There are probably analogous relations to be extracted from Wikipedia, but it seems like an even bigger task whose fruit is higher-hanging.

Don't get me wrong: Wiktionary is an amazing, world-changing source of multilingual knowledge. Wiktionary plus Games With A Purpose are most of the reason why ConceptNet works so well and is mopping the floor with word2vec. And that's why I'm so desperate to get at what the knowledge is.

jacquesm · on May 8, 2017

I don't think you are using this in the way it was meant to be used. Wikipedia is a user edited, human centered project. Humans are error prone and that's something that you are going to have to live with if you want to re-purpose the data.

The burden of repurposing falls on you and wikipedia makes the exact same data that they have at their disposal available to you, to expect it in a more structured format that is usable by you and your project but that goes beyond what Wikipedia needs in order to function is asking for a bit much I think.

They make the dumps available, they make the parser they use available, what more could you reasonably ask for that does not exceed the intended use case for Wikipedia?

Afaics any work they do that increases the burden on Wikipedia contributors that would make your life easier would be too much.

But since you are already so far along with this and you have your parser, what you could do is to re-release your own intermediary format dumps that would make the lives of other researchers easier.

rspeer · on May 8, 2017

Yeah, I understand that. I'm re-purposing the data and it's my job to decide how that works.

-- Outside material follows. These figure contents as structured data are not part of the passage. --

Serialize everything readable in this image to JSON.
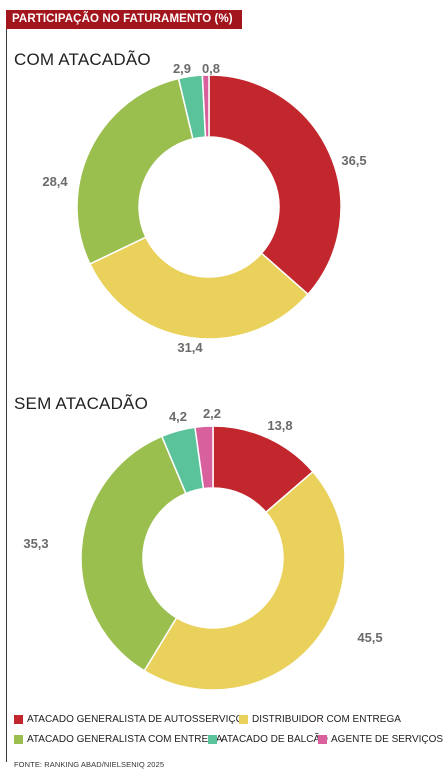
{
  "header": {
    "title": "PARTICIPAÇÃO NO FATURAMENTO (%)"
  },
  "colors": {
    "autosservico": "#c1272d",
    "distribuidor": "#ead15c",
    "entrega": "#9abf4f",
    "balcao": "#5bc399",
    "servicos": "#d7609d"
  },
  "chart_data": [
    {
      "type": "pie",
      "title": "COM ATACADÃO",
      "slices": [
        {
          "name": "ATACADO GENERALISTA DE AUTOSSERVIÇO",
          "label": "36,5",
          "value": 36.5,
          "color": "#c1272d"
        },
        {
          "name": "DISTRIBUIDOR COM ENTREGA",
          "label": "31,4",
          "value": 31.4,
          "color": "#ead15c"
        },
        {
          "name": "ATACADO GENERALISTA COM ENTREGA",
          "label": "28,4",
          "value": 28.4,
          "color": "#9abf4f"
        },
        {
          "name": "ATACADO DE BALCÃO",
          "label": "2,9",
          "value": 2.9,
          "color": "#5bc399"
        },
        {
          "name": "AGENTE DE SERVIÇOS",
          "label": "0,8",
          "value": 0.8,
          "color": "#d7609d"
        }
      ]
    },
    {
      "type": "pie",
      "title": "SEM ATACADÃO",
      "slices": [
        {
          "name": "ATACADO GENERALISTA DE AUTOSSERVIÇO",
          "label": "13,8",
          "value": 13.8,
          "color": "#c1272d"
        },
        {
          "name": "DISTRIBUIDOR COM ENTREGA",
          "label": "45,5",
          "value": 45.5,
          "color": "#ead15c"
        },
        {
          "name": "ATACADO GENERALISTA COM ENTREGA",
          "label": "35,3",
          "value": 35.3,
          "color": "#9abf4f"
        },
        {
          "name": "ATACADO DE BALCÃO",
          "label": "4,2",
          "value": 4.2,
          "color": "#5bc399"
        },
        {
          "name": "AGENTE DE SERVIÇOS",
          "label": "2,2",
          "value": 2.2,
          "color": "#d7609d"
        }
      ]
    }
  ],
  "legend": [
    {
      "label": "ATACADO GENERALISTA DE AUTOSSERVIÇO",
      "color": "#c1272d"
    },
    {
      "label": "DISTRIBUIDOR COM ENTREGA",
      "color": "#ead15c"
    },
    {
      "label": "ATACADO GENERALISTA COM ENTREGA",
      "color": "#9abf4f"
    },
    {
      "label": "ATACADO DE BALCÃO",
      "color": "#5bc399"
    },
    {
      "label": "AGENTE DE SERVIÇOS",
      "color": "#d7609d"
    }
  ],
  "source": "FONTE: RANKING ABAD/NIELSENIQ 2025"
}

But this could be easier. What I hate about Wikimedia's format is templates. They are not very human-editable (try editing a template sometime; unless you're an absolute pro, you will break thousands of articles and be kindly asked to never to do that again) and not very computer-parseable. They're just the first thing someone thought of that worked with MediaWiki's existing feature set and put the right thing on the screen.

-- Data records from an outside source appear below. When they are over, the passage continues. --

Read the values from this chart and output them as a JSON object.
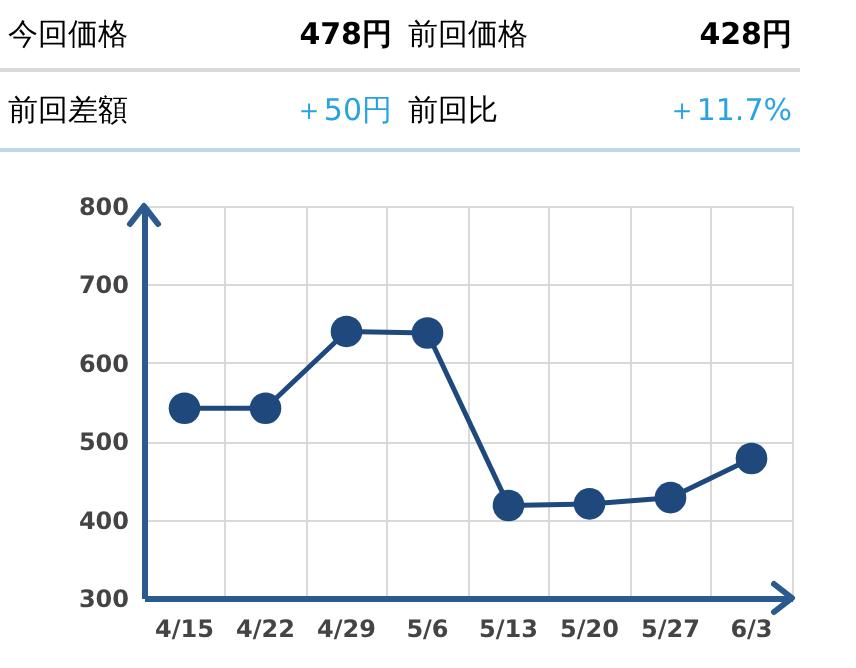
{
  "chart_data": [
    {
      "type": "other",
      "annotations": [
        "今回価格",
        "478円",
        "前回価格",
        "428円",
        "前回差額",
        "＋50円",
        "前回比",
        "＋11.7%"
      ]
    },
    {
      "type": "line",
      "categories": [
        "4/15",
        "4/22",
        "4/29",
        "5/6",
        "5/13",
        "5/20",
        "5/27",
        "6/3"
      ],
      "series": [
        {
          "color": "#1f497d",
          "values": [
            542,
            542,
            640,
            638,
            418,
            420,
            428,
            478
          ]
        }
      ],
      "ylim": [
        300,
        800
      ],
      "yticks": [
        300,
        400,
        500,
        600,
        700,
        800
      ],
      "grid": true,
      "marker": "circle",
      "legend": false
    }
  ]
}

Replacing templates with something better -- which would require a project-wide engineering effort -- could make things more accessible to everyone.

FWIW, I do make the intermediate results of my parser downloadable, although to consider them "released" would require documenting them. For example: [1]

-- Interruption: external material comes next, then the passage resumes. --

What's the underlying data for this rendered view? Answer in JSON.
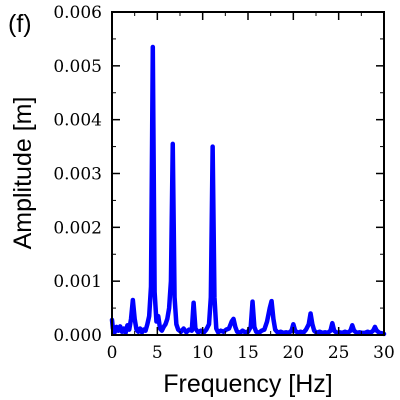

[1] https://s3.amazonaws.com/conceptnet/precomputed-data/2016/wi...

sogen · on May 8, 2017

Agreed, editing anything more complex than a simple text i.e. a table or some note is a shore. And I'm an advanced user!

rspeer · on May 8, 2017

The GP said Wikidata isn't suitable for many purposes, different from any.

It's a nice agreed-upon vocabulary for linked data. But you still need the data that the vocabulary refers to. The information you can get without ever leaving the Wikidata representation is still too sparse.

stavros · on May 8, 2017

He's saying that Wikipedia doesn't give you clean, usable data, it gives you data with weird markup everywhere.

shshhdhs · on May 7, 2017

Thanks for working on that! Didn't know it was so bad. The following is a possibly stupid idea, but I'd like to hear your thoughts:

What if you just render the content into HTML and then "screen scraped" the text, and then convert into a more useful format (MarkDown, JSON, etc). Is that plausible?

GhostVII · on May 7, 2017

That would allow a basic UI change on Wikipedia to break your code. Sometimes it is necessary, but not usually the best option in my experience, and it's pretty annoying to do.

3131s · on May 7, 2017

Wikipedia used to do HTML dumps but stopped a long time ago, unfortunately.

int_19h · on May 8, 2017

You can get what amounts to an HTML dump (which is then indexed and compressed in a single huge archive) from Kiwix. Although they do them basically twice a year or so.

Tpt · on May 8, 2017

You should have a look at [1] that outputs an HTML rendering of pages with a lot of metadata.

[1] https://en.wikipedia.org/api/rest_v1/#!/Page_content/get_pag...

lacksconfidence · on May 7, 2017

You could download the search indexes, also on the dumps site, that has the text content among other things.